Advanced features

Handling multiple input files

Sometimes you have multiple input files that you want to merge for one sample. For example, a common use case is a single library that was spread across multiple sequencing lanes, yielding multiple input files that need to be merged, and then run through the pipeline as one. Rather than putting multiple lines in your sample annotation sheet, which causes conceptual and analytical challenges, we introduce two ways to merge these:

  1. Use shell expansion characters (like ‘*’ or ‘[]’) in your data_source definition or filename (good for simple merges)
  2. Specify a merge table which maps input files to samples for samples with more than one input file (infinitely customizable for more complicated merges).

To do the first option, just change your data source specifications, like this:

data_R1: "${DATA}/{id}_S{nexseq_num}_L00*_R1_001.fastq.gz"
data_R2: "${DATA}/{id}_S{nexseq_num}_L00*_R2_001.fastq.gz"

To do the second option, just provide a merge table in the metadata section of your project config:

metadata:
merge_table: mergetable.csv

Make sure the sample_name column of this table matches, and then include any columns you need to point to the data.
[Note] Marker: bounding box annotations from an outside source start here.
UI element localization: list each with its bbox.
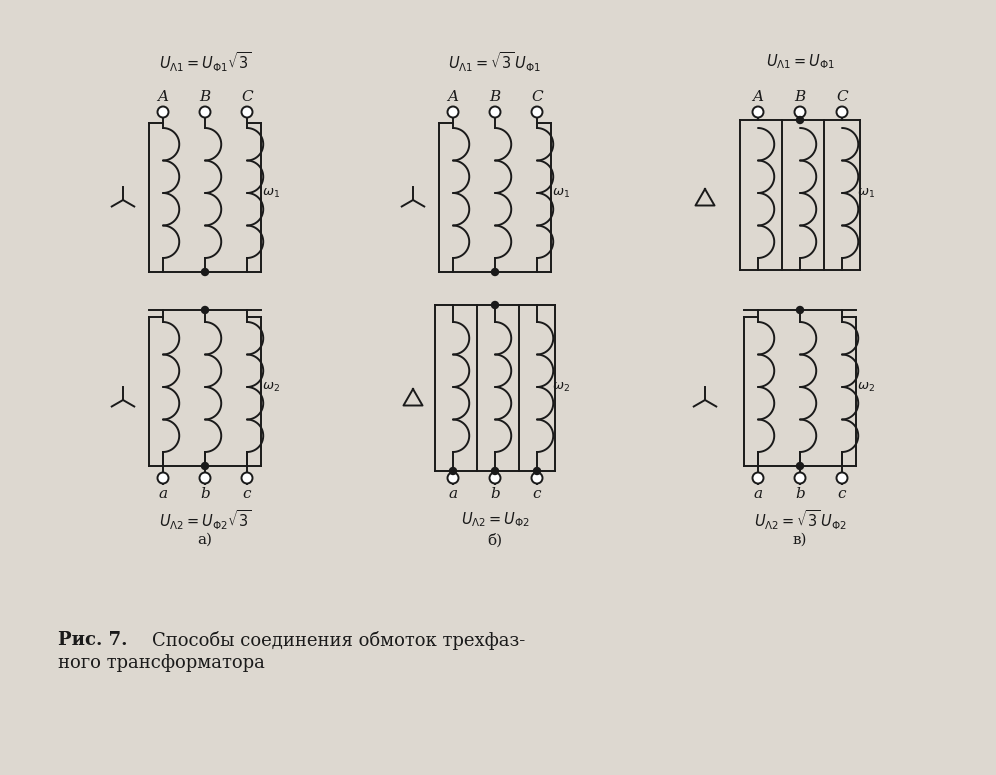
Circle shape	[447, 106, 458, 118]
Circle shape	[199, 106, 210, 118]
Circle shape	[241, 106, 253, 118]
Text: ного трансформатора: ного трансформатора	[58, 654, 265, 672]
Circle shape	[241, 473, 253, 484]
Circle shape	[753, 106, 764, 118]
Text: A: A	[447, 90, 458, 104]
Circle shape	[489, 473, 501, 484]
Text: $\omega_2$: $\omega_2$	[857, 381, 875, 394]
Text: $\omega_1$: $\omega_1$	[857, 187, 875, 199]
Text: а): а)	[197, 533, 212, 547]
Circle shape	[837, 473, 848, 484]
Circle shape	[489, 106, 501, 118]
Circle shape	[753, 473, 764, 484]
Text: c: c	[533, 487, 541, 501]
Circle shape	[201, 463, 208, 470]
Text: a: a	[753, 487, 763, 501]
Text: $U_{\Lambda 2}=U_{\Phi 2}$: $U_{\Lambda 2}=U_{\Phi 2}$	[460, 511, 530, 529]
Circle shape	[532, 106, 543, 118]
Text: c: c	[838, 487, 847, 501]
Text: $U_{\Lambda 2}=U_{\Phi 2}\sqrt{3}$: $U_{\Lambda 2}=U_{\Phi 2}\sqrt{3}$	[159, 508, 251, 532]
Circle shape	[157, 473, 168, 484]
Circle shape	[797, 306, 804, 314]
Text: a: a	[448, 487, 457, 501]
Circle shape	[449, 467, 456, 474]
Circle shape	[447, 473, 458, 484]
Text: a: a	[158, 487, 167, 501]
Text: b: b	[490, 487, 500, 501]
Circle shape	[795, 106, 806, 118]
Text: $\omega_1$: $\omega_1$	[552, 187, 570, 199]
Text: b: b	[795, 487, 805, 501]
Text: B: B	[795, 90, 806, 104]
Circle shape	[837, 106, 848, 118]
Circle shape	[795, 473, 806, 484]
Text: A: A	[753, 90, 764, 104]
Text: $\omega_2$: $\omega_2$	[262, 381, 280, 394]
Text: C: C	[837, 90, 848, 104]
Text: Рис. 7.: Рис. 7.	[58, 631, 127, 649]
Text: A: A	[157, 90, 168, 104]
Circle shape	[201, 306, 208, 314]
Circle shape	[534, 467, 541, 474]
Text: в): в)	[793, 533, 807, 547]
Text: $U_{\Lambda 1}=U_{\Phi 1}$: $U_{\Lambda 1}=U_{\Phi 1}$	[766, 53, 835, 71]
Circle shape	[797, 463, 804, 470]
Text: B: B	[199, 90, 210, 104]
Text: $U_{\Lambda 2}=\sqrt{3}\,U_{\Phi 2}$: $U_{\Lambda 2}=\sqrt{3}\,U_{\Phi 2}$	[754, 508, 847, 532]
Text: б): б)	[487, 533, 503, 547]
Circle shape	[797, 116, 804, 123]
Circle shape	[491, 268, 499, 275]
Text: C: C	[531, 90, 543, 104]
Circle shape	[491, 467, 499, 474]
Text: b: b	[200, 487, 210, 501]
Circle shape	[157, 106, 168, 118]
Text: $U_{\Lambda 1}=U_{\Phi 1}\sqrt{3}$: $U_{\Lambda 1}=U_{\Phi 1}\sqrt{3}$	[159, 50, 251, 74]
Text: B: B	[489, 90, 501, 104]
Circle shape	[201, 268, 208, 275]
Text: $U_{\Lambda 1}=\sqrt{3}\,U_{\Phi 1}$: $U_{\Lambda 1}=\sqrt{3}\,U_{\Phi 1}$	[448, 50, 542, 74]
Text: Способы соединения обмоток трехфаз-: Способы соединения обмоток трехфаз-	[152, 631, 525, 649]
Text: $\omega_2$: $\omega_2$	[552, 381, 570, 394]
Text: C: C	[241, 90, 253, 104]
Text: $\omega_1$: $\omega_1$	[262, 187, 280, 199]
Circle shape	[491, 301, 499, 308]
Text: c: c	[243, 487, 251, 501]
Circle shape	[199, 473, 210, 484]
Circle shape	[532, 473, 543, 484]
Looper will automatically include all of these files as input passed to the pipelines. Warning: do not use both of these options simultaneously for the same sample, it will lead to multiple merges.

Note: to handle different classes of input files, like read1 and read2, these are not merged and should be handled as different derived columns in the main sample annotation sheet (and therefore different arguments to the pipeline).

Connecting to multiple pipelines

If you have a project that contains samples of different types, then you may need to specify multiple pipeline repositories to your project. Starting in version 0.5, looper can handle a priority list of pipelines. Starting with version 0.6, these pointers should point directly at a pipeline interface files (instead of at directories as previously). in the metadata.pipeline_interfaces attribute.

For example:

metadata:
  pipeline_interfaces: [pipeline_iface1.yaml, pipeline_iface2.yaml]

In this case, for a given sample, looper will first look in pipeline_iface1.yaml to see if appropriate pipeline exists for this sample type. If it finds one, it will use this pipeline (or set of pipelines, as specified in the protocol_mappings.yaml file). Having submitted a suitable pipeline it will ignore the pipeline_iface2.yaml interface. However if there is no suitable pipeline in the first interface, looper will check the second and, if it finds a match, will submit that. If no suitable pipelines are found in any of the interfaces, the sample will be skipped as usual.